Kaleji fry i.e. my vittles
Kabhi Khatta Kabhi Meetha- Mango Murabba

Jamun Jam



Hand carts are a treasure trove of fruits now. Mangoes are all the rage  but other colours catch the eye. A few pushcart fruit sellers carry what are wild pickings, or gawraan as they call it. These are the tastiest berries and jaams from a variety of trees growing on the edges of gardens and in the forests.


I recall a time when jamun were strewn on the sidewalks in New Delhi, and we tripped our way to catch the school bus, picking up a few of the tart, oblong fruit to eat while skipping over other purple spatters, fruit half eaten by crows who had gorged themselves high up in the branches.

These tall, stout and shady trees still exist on Lytton Road, off  Raj Path where we lived, but not a piece of fruit is to be found on the ground anymore. The trees have all been contracted out and harvested well in time.
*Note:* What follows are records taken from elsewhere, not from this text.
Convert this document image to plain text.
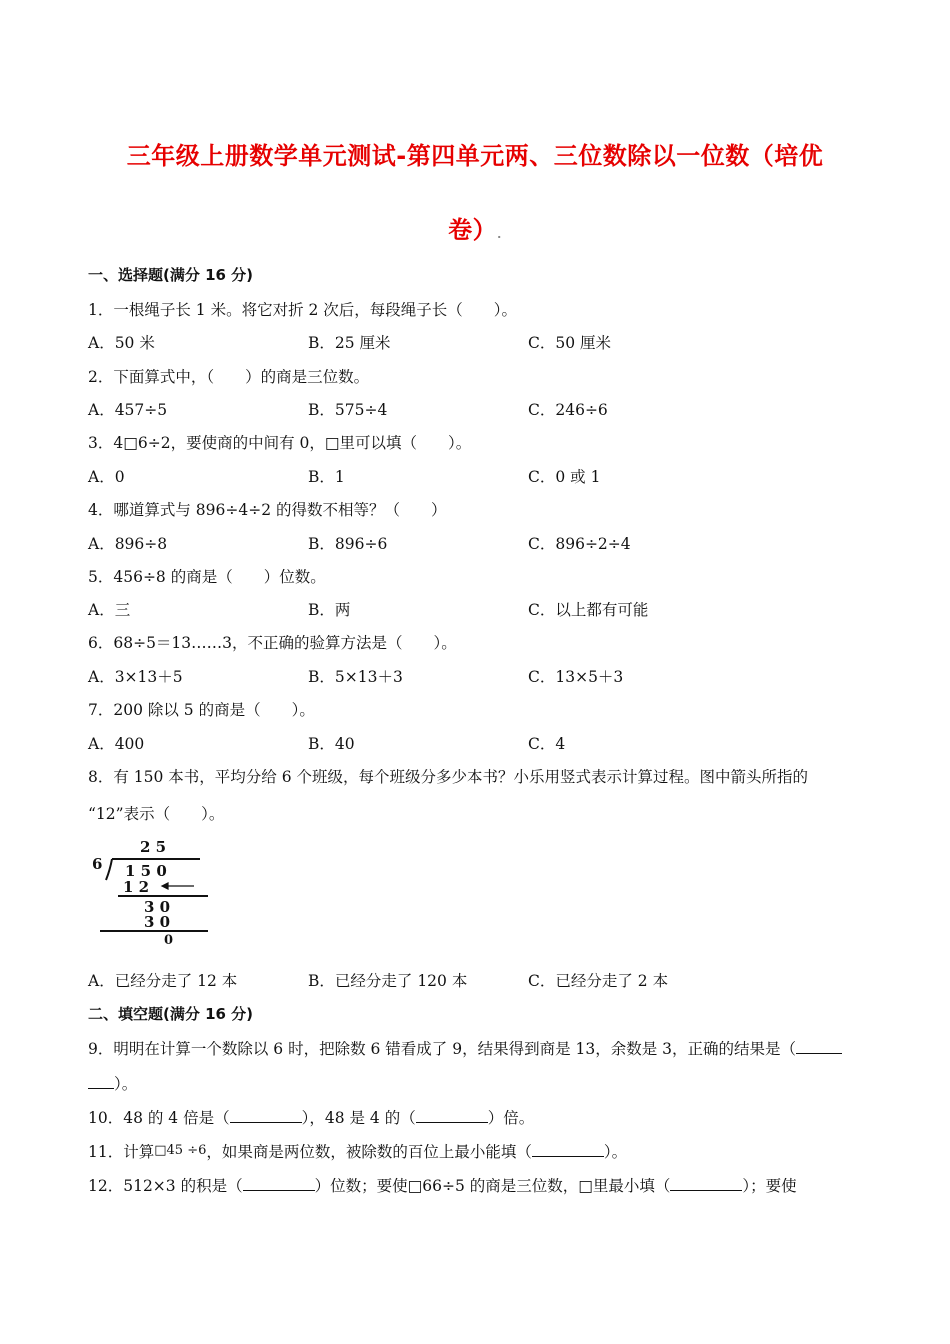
三年级上册数学单元测试-第四单元两、三位数除以一位数（培优
卷）.
一、选择题(满分 16 分)
1．一根绳子长 1 米。将它对折 2 次后，每段绳子长（　　）。
A．50 米	B．25 厘米	C．50 厘米
2．下面算式中，（　　）的商是三位数。
A．457÷5	B．575÷4	C．246÷6
3．4□6÷2，要使商的中间有 0，□里可以填（　　）。
A．0	B．1	C．0 或 1
4．哪道算式与 896÷4÷2 的得数不相等？（　　）
A．896÷8	B．896÷6	C．896÷2÷4
5．456÷8 的商是（　　）位数。
A．三	B．两	C．以上都有可能
6．68÷5＝13……3，不正确的验算方法是（　　）。
A．3×13＋5	B．5×13＋3	C．13×5＋3
7．200 除以 5 的商是（　　）。
A．400	B．40	C．4
8．有 150 本书，平均分给 6 个班级，每个班级分多少本书？小乐用竖式表示计算过程。图中箭头所指的
“12”表示（　　）。
2 5
6 1 5 0
1 2
3 0
3 0
0
A．已经分走了 12 本	B．已经分走了 120 本	C．已经分走了 2 本
二、填空题(满分 16 分)
9．明明在计算一个数除以 6 时，把除数 6 错看成了 9，结果得到商是 13，余数是 3，正确的结果是（
）。
10．48 的 4 倍是（	），48 是 4 的（	）倍。
11．计算□45 ÷6，如果商是两位数，被除数的百位上最小能填（	）。
12．512×3 的积是（	）位数；要使□66÷5 的商是三位数，□里最小填（	）；要使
In Maharashtra,  Jamun (Sygium cumini L) also known as Myrtus cumini and Eugenia jambolanum  grow  well in the Raigad,  Sindhudurg and Ratnagiri districts. It is classified as a minor fruit since most of the trees have been planted accidentally by the ancestors of farmers, who are now happy to find a tree or two on their plots of land. They were grown mainly for shade along roads and highways and in coffee estates to provide shelter for the coffee plants. Cultivation has not been actively encouraged by the government and plantations do not exist.
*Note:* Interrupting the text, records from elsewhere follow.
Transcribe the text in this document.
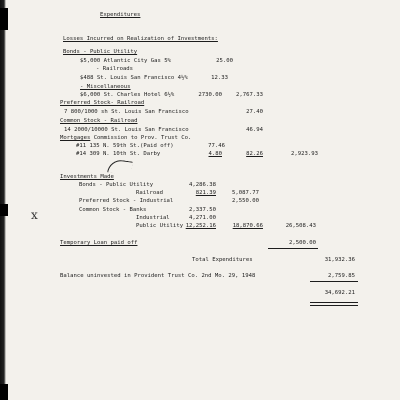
Expenditures
Losses Incurred on Realization of Investments:
Bonds - Public Utility
$5,000 Atlantic City Gas 5%	25.00
- Railroads
$488 St. Louis San Francisco 4½%	12.33
- Miscellaneous
$6,000 St. Charles Hotel 6½%	2730.00	2,767.33
Preferred Stock- Railroad
7 800/1000 sh St. Louis San Francisco	27.40
Common Stock - Railroad
14 2000/10000 St. Louis San Francisco	46.94
Mortgages Commission to Prov. Trust Co.
#11 135 N. 59th St.(Paid off)	77.46
#14 309 N. 10th St. Darby	4.80	82.26	2,923.93
Investments Made
Bonds - Public Utility	4,286.38
Railroad	821.39	5,087.77
Preferred Stock - Industrial	2,550.00
Common Stock - Banks	2,337.50
Industrial	4,271.00
Public Utility 12,252.16	18,870.66	26,508.43
Temporary Loan paid off	2,500.00
Total Expenditures	31,932.36
Balance uninvested in Provident Trust Co. 2nd Mo. 29, 1948	2,759.85
34,692.21
x
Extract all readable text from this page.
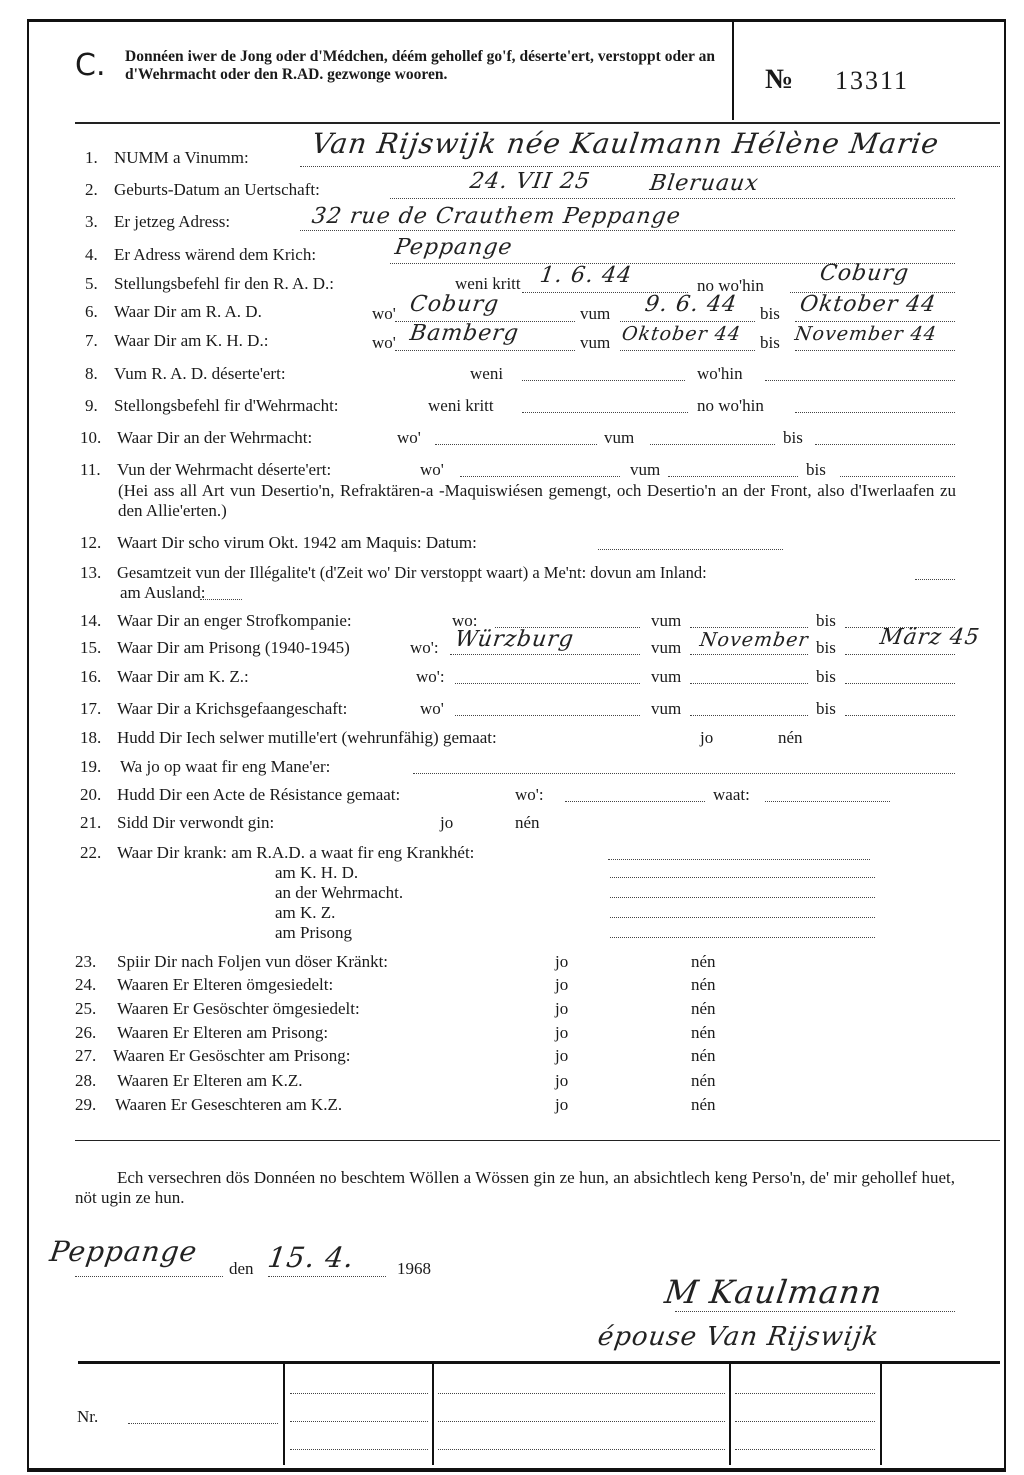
C. Donnéen iwer de Jong oder d'Médchen, déém gehollef go'f, déserte'ert, verstoppt oder an d'Wehrmacht oder den R.AD. gezwonge wooren.	№ 13311
1. NUMM a Vinumm: Van Rijswijk née Kaulmann Hélène Marie
2. Geburts-Datum an Uertschaft:	24. VII 25	Bleruaux
3. Er jetzeg Adress:	32 rue de Crauthem Peppange
4. Er Adress wärend dem Krich:	Peppange
5. Stellungsbefehl fir den R. A. D.:	weni kritt 1. 6. 44	no wo'hin Coburg
6. Waar Dir am R. A. D.	wo' Coburg	vum 9. 6. 44 bis Oktober 44
7. Waar Dir am K. H. D.:	wo' Bamberg	vum Oktober 44 bis November 44
8. Vum R. A. D. déserte'ert:	weni	wo'hin
9. Stellongsbefehl fir d'Wehrmacht:	weni kritt	no wo'hin
10. Waar Dir an der Wehrmacht:	wo'	vum	bis
11. Vun der Wehrmacht déserte'ert:	wo'	vum	bis
(Hei ass all Art vun Desertio'n, Refraktären-a -Maquiswiésen gemengt, och Desertio'n an der Front, also d'Iwerlaafen zu den Allie'erten.)
12. Waart Dir scho virum Okt. 1942 am Maquis: Datum:
13. Gesamtzeit vun der Illégalite't (d'Zeit wo' Dir verstoppt waart) a Me'nt: dovun am Inland:
am Ausland:
14. Waar Dir an enger Strofkompanie:	wo:	vum	bis
15. Waar Dir am Prisong (1940-1945)	wo': Würzburg	vum November bis März 45
16. Waar Dir am K. Z.:	wo':	vum	bis
17. Waar Dir a Krichsgefaangeschaft:	wo'	vum	bis
18. Hudd Dir Iech selwer mutille'ert (wehrunfähig) gemaat:	jo	nén
19. Wa jo op waat fir eng Mane'er:
20. Hudd Dir een Acte de Résistance gemaat:	wo':	waat:
21. Sidd Dir verwondt gin:	jo	nén
22. Waar Dir krank: am R.A.D. a waat fir eng Krankhét:
am K. H. D.
an der Wehrmacht.
am K. Z.
am Prisong
23. Spiir Dir nach Foljen vun döser Kränkt:	jo	nén
24. Waaren Er Elteren ömgesiedelt:	jo	nén
25. Waaren Er Gesöschter ömgesiedelt:	jo	nén
26. Waaren Er Elteren am Prisong:	jo	nén
27. Waaren Er Gesöschter am Prisong:	jo	nén
28. Waaren Er Elteren am K.Z.	jo	nén
29. Waaren Er Geseschteren am K.Z.	jo	nén
Ech versechren dös Donnéen no beschtem Wöllen a Wössen gin ze hun, an absichtlech keng Perso'n, de' mir gehollef huet, nöt ugin ze hun.
Peppange
den 15. 4. 1968
M Kaulmann
épouse Van Rijswijk
Nr.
Though indigenous to India it is not easily available in the market and the fruit now costs Rs 160 for a kilo!! To eat, they remind me of the astringency of a good Vino Nobile di Montepulciano.The same inadvertent ch-tack and pursing of the lips after a bite/sip is inevitable ! You develop a taste for it as with all good things.

The harvesting season lasts from the end of March to the beginning of June so, while they were still to be seen , I picked some up and tried making  jam out of it.

What a feast of colour it was right through the process!


250 gms ripe jamun. About 25.Washed very well.
250 gms sugar
1/4 apple cut in 1/2" pieces
Squeeze of lime.
A pinch of finely ground fennel.


In a clean stainless steel pan with a thick base, place jamuns along with the sugar and heat on medium flame


Stir till jamuns start to soften. Add pieces of apple.


Cover for a few minutes as juice is released and the sugar in tinged with mauve. As the jamuns soften mash them a bit to hasten the process.


Within a few minutes the juice will have been released completely and the seeds can be removed. Add lime juice.. about a half teaspoonful. Cook over medium heat till mixture begins to froth. Add a pinch of finely ground saunf  (fennel seeds) as the mixture begins to thicken.


The jam should have reached the non runny stage within 15 minutes.Test a bit of the juice on a plate to see if it congeals .


Take the pan off the fire and bottle immediately in clean and sterilized jars. Keep a quarter inch at the top of the bottle, insert two rounds of butter paper on the lid and cover immediately while hot.

It tastes pretty good right now and I will be able to give a second opinion within two weeks when the flavours will have settled .

Isn't the violet colour out of this world?